FODMAPs one of a group of compounds thought to contribute to the symptoms of irritable bowel syndrome and similar gastrointestinal disorders. The term is used mainly with reference to a diet that is low in these compounds (which are mainly carbohydrates)."foods high in FODMAPs include barley, yogurt, apples, apricots, pears, and cauliflower"
Origin early 21st century: acronym from Fermentable Oligosaccharides, Disaccharides, Monosaccharides, and Polyols Although many FODMAP carbohydrates are healthy, they can be hard to break down. Each individual is different, so it’s best to keep a food journal and identify key triggers. Once you better understand the cause, you can create a more effective action plan.
Listen to your body
From hormonal changes to constipation, there are a number of reasons why you may be tootin’ more often.

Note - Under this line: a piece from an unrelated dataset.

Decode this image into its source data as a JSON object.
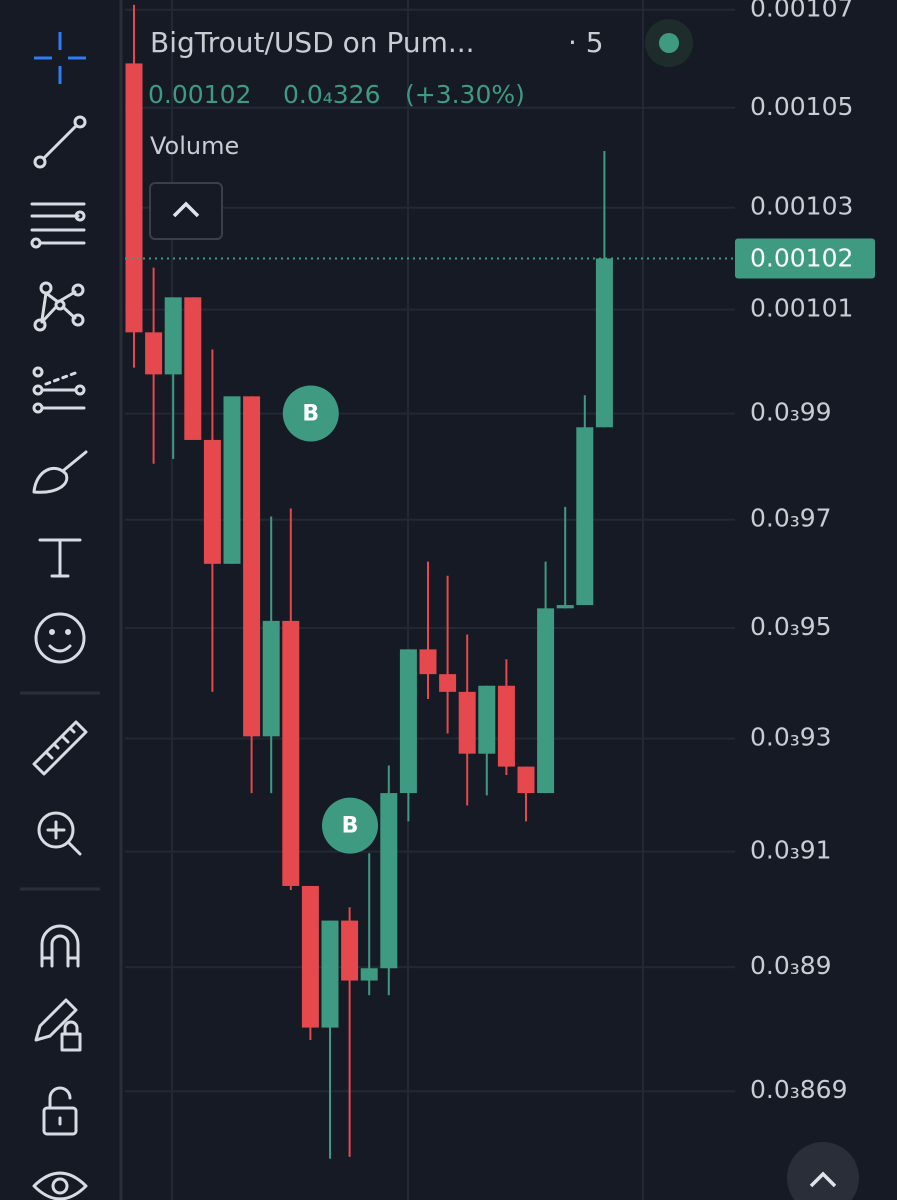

As mentioned, unless you fart a lot (30 or more times daily), or you’re finding that excessive flatulence is affecting your quality of life, your body is more than likely just doin’ its thing.
Like all symptoms, your body is trying to communicate with you. The more in-tune you are, the easier it will be to maintain positive health. So, listen to your body. In this case, your farts will do all the talking.